Фракиец встал посреди дороги, ожидая путников. Он был как раз в том возрасте, когда мужчины входят в свою зрелость. Это был уже не гибкий молодой мужчина, но ещё и не степенный, отягощенный болезнями воин, Скуса был как раз в том возрасте, когда энергия переполняет всё существо и физические силы находятся на самом пике. Темноволосый, со всклокоченной бородой и растрёпанными волосами, в меховых сакских одеяниях, после проезда на шкуре по грязи, с обожжённым солнцем в горах лицом… он был мечтой стражи. Но её на дороге не было.
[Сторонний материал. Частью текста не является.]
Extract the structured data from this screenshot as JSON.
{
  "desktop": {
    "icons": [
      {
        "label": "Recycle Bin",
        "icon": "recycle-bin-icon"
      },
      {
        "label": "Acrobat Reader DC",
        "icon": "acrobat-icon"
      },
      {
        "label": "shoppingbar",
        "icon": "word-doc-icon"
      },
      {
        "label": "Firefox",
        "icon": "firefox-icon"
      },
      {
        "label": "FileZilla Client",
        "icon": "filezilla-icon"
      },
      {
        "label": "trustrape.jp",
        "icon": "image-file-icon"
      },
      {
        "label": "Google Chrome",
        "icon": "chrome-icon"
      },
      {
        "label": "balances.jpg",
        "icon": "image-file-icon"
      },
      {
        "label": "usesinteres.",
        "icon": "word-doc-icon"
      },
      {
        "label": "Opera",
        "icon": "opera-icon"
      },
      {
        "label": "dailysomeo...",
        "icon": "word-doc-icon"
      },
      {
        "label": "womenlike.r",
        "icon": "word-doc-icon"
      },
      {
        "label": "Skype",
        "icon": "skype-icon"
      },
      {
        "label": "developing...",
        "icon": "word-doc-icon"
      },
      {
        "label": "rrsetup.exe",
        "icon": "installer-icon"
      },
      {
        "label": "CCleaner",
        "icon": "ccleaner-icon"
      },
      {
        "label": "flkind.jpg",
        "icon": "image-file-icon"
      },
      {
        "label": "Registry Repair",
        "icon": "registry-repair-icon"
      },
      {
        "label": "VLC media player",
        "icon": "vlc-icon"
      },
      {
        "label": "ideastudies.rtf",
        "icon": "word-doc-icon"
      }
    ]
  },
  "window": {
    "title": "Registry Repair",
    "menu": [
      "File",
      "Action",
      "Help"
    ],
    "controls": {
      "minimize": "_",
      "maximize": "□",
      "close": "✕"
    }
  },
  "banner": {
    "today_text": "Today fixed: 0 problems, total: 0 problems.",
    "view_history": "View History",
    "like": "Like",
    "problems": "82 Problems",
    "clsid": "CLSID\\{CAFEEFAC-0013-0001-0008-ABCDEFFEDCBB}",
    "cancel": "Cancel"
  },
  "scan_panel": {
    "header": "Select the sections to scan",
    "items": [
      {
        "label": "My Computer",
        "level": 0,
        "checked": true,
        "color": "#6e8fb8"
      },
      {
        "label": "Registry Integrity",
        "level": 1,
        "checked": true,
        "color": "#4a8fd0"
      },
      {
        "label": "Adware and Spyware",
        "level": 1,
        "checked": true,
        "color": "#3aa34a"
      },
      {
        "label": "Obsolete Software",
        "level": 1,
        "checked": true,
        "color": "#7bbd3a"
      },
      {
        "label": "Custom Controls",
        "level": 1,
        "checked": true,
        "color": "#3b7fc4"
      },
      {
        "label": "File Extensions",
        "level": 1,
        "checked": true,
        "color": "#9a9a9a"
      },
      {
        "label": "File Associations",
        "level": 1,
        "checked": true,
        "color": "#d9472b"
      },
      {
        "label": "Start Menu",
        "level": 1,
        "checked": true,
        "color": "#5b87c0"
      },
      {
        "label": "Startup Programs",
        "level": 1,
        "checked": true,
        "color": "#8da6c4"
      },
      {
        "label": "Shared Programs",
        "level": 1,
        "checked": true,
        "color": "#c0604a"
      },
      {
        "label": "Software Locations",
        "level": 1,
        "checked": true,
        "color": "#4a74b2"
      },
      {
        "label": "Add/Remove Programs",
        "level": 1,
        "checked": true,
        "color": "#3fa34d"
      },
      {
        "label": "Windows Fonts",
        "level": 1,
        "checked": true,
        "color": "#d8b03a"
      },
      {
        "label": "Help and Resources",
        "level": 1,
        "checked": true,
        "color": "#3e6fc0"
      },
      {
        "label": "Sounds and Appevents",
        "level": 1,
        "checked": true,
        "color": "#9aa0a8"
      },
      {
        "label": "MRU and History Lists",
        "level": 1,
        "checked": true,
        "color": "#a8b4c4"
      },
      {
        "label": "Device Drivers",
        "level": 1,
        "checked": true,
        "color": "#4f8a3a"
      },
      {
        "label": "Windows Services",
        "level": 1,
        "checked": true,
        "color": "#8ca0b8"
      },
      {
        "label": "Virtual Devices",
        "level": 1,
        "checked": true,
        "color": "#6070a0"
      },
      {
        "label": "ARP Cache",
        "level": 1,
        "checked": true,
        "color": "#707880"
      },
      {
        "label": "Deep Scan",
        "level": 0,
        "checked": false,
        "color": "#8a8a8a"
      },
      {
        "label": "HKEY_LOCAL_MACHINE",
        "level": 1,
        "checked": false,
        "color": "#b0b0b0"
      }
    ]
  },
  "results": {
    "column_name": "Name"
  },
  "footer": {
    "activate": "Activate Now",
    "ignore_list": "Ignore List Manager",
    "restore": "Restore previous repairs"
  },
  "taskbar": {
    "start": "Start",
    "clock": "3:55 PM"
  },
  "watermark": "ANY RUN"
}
Через некоторое время показался верховой пастух, перегонявший на дальнее стадо своих овец. При нём была даже сменная лошадь.
Увидев стоящего мужчину, он остановился, овцы обступили своего пастуха. Скуса не гордый, он сам подошёл к нему, достал деньги, купил лошадь, и вскочив на неё поехал в город. Пастух переждал, пока этот странный человек скроется, пересчитал своих овец и продолжил своё путь. Всё это Маржикова банда наблюдала, вжавшись в деревья. Лешай поговорил с духами, и со стороны они были не заметны. Они ждали, не привлекая внимания.
Мальчишки умудрялись молча, привычно переругиваться, посылая друг друга на пальцах. Маржик с усмешкой наблюдал за ними. Его забавляла их беззлобная грызня. Последнее время Калос уже не в чём не уступал Барзану, быстро находил нужные слова, что бы отбрехаться, и даже умудрялся поставить фригийца в замешательство. Почувствовав защиту от Атоссы и от семьи, мальчишка оттаял, только с ним он продолжал держать себя скованно и сухо, никогда не обращался по имени, вообще никак. В крайнем случае как к командиру, называл лугалем, лаконское эномотарх было забыто. Маржику, почему-то, от этого было больно.
За время дороги волосы Калоса отросли, только теперь это были не золотые локоны, а тёмные пряди, не ухоженно и беспорядочно торчащие на голове. Маржику захотелось пригладить эти вихры. На его взгляд мальчишка повернулся к нему, и вместо того, что бы покраснеть или потупиться, тоже стал рассматривать его, чуть склонив голову и прикрыв глаза пушистыми тёмными ресницами.
Маржик не ошибся тогда, раньше и ресницы у мальчишки были светлыми. Интересно, у него волосы везде потемнели?